President Donald Trump is making full use of his pardon power. This year, Trump has issued roughly 1,800 pardons, or nearly six times the number he issued during the four years of his first term. Granted, about 1,500 of them involved individuals charged for their role in the Jan. 6, 2021, assault on Congress. Still, the pace of Trump’s pardons this year have been nearly unprecedented.
That is, until you remember his predecessor. Joe Biden, at the end of his term, issued a full and sweeping pardon to his son Hunter for gun and drug charges. This was an unprecedented action by a president to pardon his own child, which had never been done before. Biden also granted pardons to several other family members on his final day in office.
Despite serving a single term, Biden holds the record for the most acts of clemency, or pardons combined with commuted sentences, of any president. It’s a record that’s not hard to imagine Trump could break.
As a political scientist who has studied pardons and other aspects of presidential power, I believe that the founders of our nation would be horrified by the contemporary use of the pardon power, which represents a far cry from the unifying act of mercy it was intended to be. While Biden issued pardons to family members, Trump has handed them out to political allies.
It remains to be seen whether this is a slight deviation from course or becomes a permanent pattern for all presidents in the future.
A clear break
There’s no question that Trump and Biden have acted within their authority in issuing pardons for federal offenses. Presidents can extend a pardon, or complete legal forgiveness of a crime, or a commutation, which is the reduction of a sentence. However, individuals pardoned for federal crimes may still face peril in state courts.
This extraordinary power may seem kinglike at first glance, but it was given to the president with a different vision in mind. The founders of the country viewed the pardon power not as a personal token for the president to hand out but as an act of mercy meant to check the other two branches.

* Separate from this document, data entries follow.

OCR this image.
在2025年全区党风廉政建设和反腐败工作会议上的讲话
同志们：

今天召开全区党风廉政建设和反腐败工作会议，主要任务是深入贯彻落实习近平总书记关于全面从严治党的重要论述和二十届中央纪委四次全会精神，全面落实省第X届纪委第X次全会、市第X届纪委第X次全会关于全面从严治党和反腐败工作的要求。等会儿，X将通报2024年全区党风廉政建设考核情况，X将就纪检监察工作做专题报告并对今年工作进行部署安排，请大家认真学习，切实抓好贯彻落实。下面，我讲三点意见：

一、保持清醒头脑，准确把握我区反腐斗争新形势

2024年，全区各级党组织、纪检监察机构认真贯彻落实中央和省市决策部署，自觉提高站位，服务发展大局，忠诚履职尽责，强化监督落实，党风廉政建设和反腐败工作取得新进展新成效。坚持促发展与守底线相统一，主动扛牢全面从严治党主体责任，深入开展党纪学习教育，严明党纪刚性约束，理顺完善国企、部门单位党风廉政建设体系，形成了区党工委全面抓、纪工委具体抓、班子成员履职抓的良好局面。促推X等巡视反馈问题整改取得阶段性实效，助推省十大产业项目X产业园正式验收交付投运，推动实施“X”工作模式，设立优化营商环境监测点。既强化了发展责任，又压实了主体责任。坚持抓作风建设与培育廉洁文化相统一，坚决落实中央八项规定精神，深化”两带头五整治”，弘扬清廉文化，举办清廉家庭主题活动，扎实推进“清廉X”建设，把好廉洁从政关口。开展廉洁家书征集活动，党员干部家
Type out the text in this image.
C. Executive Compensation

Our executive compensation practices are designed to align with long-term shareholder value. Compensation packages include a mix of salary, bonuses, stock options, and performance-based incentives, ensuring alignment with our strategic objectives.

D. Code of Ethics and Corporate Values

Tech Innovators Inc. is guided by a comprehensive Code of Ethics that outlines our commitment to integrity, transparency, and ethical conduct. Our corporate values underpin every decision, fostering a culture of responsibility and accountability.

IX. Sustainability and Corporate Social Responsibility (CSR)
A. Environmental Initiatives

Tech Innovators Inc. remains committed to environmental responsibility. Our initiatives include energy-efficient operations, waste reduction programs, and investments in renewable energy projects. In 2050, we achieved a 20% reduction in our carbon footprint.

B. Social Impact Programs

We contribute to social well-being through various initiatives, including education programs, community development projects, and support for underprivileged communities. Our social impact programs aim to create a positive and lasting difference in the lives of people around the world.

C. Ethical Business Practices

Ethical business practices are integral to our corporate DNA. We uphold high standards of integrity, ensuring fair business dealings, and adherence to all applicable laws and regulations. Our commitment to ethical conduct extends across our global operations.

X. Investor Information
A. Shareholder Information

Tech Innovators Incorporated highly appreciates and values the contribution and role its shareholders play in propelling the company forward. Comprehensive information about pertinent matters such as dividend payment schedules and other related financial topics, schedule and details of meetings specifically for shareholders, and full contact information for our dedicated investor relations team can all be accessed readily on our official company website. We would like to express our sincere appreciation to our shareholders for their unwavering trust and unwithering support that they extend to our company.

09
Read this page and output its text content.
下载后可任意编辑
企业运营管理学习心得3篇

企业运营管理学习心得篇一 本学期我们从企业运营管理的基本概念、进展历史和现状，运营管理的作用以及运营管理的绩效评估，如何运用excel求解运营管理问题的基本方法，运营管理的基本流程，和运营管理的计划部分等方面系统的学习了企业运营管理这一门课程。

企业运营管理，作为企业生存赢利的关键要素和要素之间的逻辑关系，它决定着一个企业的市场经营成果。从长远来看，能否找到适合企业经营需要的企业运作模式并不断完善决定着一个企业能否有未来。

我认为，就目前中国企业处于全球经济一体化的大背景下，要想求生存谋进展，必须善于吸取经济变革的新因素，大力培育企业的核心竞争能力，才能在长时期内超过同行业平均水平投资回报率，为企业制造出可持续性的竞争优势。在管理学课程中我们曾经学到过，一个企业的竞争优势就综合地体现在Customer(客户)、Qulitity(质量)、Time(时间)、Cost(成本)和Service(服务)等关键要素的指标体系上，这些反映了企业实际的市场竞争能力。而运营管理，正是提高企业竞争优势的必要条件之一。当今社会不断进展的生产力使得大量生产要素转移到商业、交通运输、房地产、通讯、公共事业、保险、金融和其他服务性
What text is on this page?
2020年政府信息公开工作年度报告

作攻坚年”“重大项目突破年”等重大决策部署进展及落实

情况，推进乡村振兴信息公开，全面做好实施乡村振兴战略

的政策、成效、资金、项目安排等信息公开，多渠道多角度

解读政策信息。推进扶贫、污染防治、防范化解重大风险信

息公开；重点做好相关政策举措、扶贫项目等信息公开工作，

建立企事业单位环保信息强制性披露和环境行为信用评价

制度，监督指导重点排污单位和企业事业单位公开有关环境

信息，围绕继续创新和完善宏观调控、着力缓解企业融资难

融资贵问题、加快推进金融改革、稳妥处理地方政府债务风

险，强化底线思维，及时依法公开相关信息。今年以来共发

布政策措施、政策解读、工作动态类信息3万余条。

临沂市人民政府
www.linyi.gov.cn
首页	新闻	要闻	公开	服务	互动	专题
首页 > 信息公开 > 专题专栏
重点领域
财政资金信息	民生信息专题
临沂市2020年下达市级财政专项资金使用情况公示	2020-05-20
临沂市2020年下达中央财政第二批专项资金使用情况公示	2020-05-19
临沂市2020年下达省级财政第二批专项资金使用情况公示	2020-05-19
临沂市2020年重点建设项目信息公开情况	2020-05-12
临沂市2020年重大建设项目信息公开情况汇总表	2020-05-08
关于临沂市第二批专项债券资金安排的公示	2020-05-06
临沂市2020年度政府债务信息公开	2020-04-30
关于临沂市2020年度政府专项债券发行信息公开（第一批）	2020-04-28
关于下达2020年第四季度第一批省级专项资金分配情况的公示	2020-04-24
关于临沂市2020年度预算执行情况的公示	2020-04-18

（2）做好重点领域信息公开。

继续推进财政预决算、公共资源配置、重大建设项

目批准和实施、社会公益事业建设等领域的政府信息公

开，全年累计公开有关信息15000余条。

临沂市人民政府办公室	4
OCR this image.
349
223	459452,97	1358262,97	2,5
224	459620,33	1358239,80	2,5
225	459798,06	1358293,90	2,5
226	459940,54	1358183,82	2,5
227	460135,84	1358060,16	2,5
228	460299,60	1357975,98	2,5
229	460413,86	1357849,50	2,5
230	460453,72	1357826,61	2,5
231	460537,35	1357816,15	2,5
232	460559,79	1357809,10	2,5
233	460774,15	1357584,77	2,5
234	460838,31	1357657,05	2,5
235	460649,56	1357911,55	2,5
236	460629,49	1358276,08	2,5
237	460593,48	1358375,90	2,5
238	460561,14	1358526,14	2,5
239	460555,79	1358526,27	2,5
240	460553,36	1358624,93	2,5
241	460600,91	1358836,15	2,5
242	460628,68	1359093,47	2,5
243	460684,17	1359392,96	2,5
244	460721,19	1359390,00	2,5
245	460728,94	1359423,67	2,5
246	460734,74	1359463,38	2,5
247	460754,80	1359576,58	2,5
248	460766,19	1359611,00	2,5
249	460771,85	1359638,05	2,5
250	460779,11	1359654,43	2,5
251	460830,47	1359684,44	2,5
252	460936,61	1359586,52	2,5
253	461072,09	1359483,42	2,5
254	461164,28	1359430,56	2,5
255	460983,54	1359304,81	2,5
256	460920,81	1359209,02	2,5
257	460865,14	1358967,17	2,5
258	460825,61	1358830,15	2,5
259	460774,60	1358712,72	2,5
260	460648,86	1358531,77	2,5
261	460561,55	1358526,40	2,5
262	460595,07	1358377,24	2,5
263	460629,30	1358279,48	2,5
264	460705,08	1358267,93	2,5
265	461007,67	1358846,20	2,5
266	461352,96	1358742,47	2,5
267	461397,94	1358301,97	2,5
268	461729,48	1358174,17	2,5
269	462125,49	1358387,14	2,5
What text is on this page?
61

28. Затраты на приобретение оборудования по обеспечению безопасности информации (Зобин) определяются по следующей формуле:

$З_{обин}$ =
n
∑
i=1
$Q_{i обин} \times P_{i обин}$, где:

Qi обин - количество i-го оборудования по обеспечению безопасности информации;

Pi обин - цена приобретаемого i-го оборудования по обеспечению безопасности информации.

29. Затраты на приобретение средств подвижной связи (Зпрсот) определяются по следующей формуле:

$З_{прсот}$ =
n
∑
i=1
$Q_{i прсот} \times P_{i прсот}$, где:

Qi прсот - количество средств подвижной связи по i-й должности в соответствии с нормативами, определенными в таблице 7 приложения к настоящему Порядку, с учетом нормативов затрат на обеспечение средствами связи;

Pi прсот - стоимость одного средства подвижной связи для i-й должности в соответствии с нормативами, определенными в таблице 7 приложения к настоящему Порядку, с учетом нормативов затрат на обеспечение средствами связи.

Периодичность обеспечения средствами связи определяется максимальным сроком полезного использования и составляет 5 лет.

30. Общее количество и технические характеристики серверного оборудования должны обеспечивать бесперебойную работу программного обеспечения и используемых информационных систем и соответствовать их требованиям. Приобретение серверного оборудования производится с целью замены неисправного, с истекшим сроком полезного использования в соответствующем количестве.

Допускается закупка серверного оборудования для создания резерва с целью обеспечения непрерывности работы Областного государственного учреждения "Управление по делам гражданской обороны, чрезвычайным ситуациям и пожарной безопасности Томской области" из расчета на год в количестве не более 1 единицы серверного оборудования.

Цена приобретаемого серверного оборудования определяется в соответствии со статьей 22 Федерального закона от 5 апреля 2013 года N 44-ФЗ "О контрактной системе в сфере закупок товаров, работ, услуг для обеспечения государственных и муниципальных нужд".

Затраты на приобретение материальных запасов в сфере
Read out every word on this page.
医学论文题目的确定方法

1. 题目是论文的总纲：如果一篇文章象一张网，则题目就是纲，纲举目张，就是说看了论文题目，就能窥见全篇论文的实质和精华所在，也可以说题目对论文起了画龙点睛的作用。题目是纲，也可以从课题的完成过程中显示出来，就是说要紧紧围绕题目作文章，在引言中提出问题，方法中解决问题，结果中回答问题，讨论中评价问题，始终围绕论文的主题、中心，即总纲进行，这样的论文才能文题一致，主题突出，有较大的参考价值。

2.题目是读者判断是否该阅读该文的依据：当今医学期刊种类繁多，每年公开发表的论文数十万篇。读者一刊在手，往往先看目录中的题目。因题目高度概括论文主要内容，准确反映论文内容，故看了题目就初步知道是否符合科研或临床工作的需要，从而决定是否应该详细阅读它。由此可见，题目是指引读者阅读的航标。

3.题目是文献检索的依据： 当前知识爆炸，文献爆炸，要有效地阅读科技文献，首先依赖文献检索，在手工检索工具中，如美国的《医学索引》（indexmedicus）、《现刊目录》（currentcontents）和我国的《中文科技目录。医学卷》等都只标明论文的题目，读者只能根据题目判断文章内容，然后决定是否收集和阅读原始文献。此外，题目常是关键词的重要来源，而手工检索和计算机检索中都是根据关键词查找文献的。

If Congress passed a law that the president believed was poorly written, or if the courts unfairly punished someone for breaking it, the president could step in and right the wrong. This was seen by the founders as a merciful act, stemming from the tradition of old English law.
Throughout American history, we have seen presidents mostly adhere to this pattern. Both Abraham Lincoln and his successor Andrew Johnson issued pardons and amnesty to former Confederate citizens, with the aim of helping the nation come back together after secession and the Civil War. Harry Truman granted amnesty to certain World War II deserters, while Jimmy Carter granted pardons to hundreds of thousands of individuals who dodged the draft during the Vietnam War.
But toward the end of the 20th century and into the 21st, presidents have used the pardon pen increasingly for personal and political reasons. The inflection point is undoubtedly the pardon of former President Richard M. Nixon in 1974 by his former vice president and successor, Gerald Ford. This was issued a month after Nixon’s resignation in the wake of the Watergate scandal, which involved Nixon’s 1972 reelection campaign spying on his political enemies.
Ford justified his action by citing the need for national unity, saying the pardon would spare the country from a messy and dramatic public trial of a former president. Never before had a high-profile public politician received such a presidential grant, which caused Ford’s public standing to take a hit. Scholars and historians believe the act contributed to his reelection loss in 1976.

We have since seen Ford’s decision open the door to more pardons of political allies or personal friends. In 1992, George H.W. Bush pardoned officials he had served with in the Reagan administration who were tangled up in the arms-for-hostages, Iran-Contra scandal; Bill Clinton pardoned Democratic donor Marc Rich in 2001; and George W. Bush commuted the sentence of vice presidential aide Scooter Libby in 2007.
Trump’s expanded use
As it happens, Trump issued a full pardon to Libby in 2018. During his first term, Trump also pardoned Charles Kushner, the father of his son-in-law, Jared Kushner.
At the end of his first term, Trump pardoned “”) his former campaign manager Paul Manafort and his friend Roger Stone among other political allies.
Trump’s second term has seen clemency for his former lawyer and friend Rudy Giuliani, as well as crypto executive Changpeng Zhao, whose ties to Trump family businesses have raised questions about the pardon.
Trump’s use of the pardon power does not seem to follow a consistent doctrine or philosophy. Some of his clemency actions seem to contradict his administration’s policy, such as dozens of pardons of drug traffickers, despite the effort to stop drug trafficking in the Caribbean.
The pace of Trump’s pardons and commutations, however, suggests little hesitation. The question looking forward, beyond his presidency, is how much of a precedent his actions, along with Biden’s, may set for their successors.
We know this from earlier expansions of the pardon’s reach, as well as other areas of presidential authority: Few presidents willingly relinquish powers accrued by their predecessors. Once chief executives have exercised a certain type of authority, their predecessors seldom give it back, ultimately increasing the power of the presidency.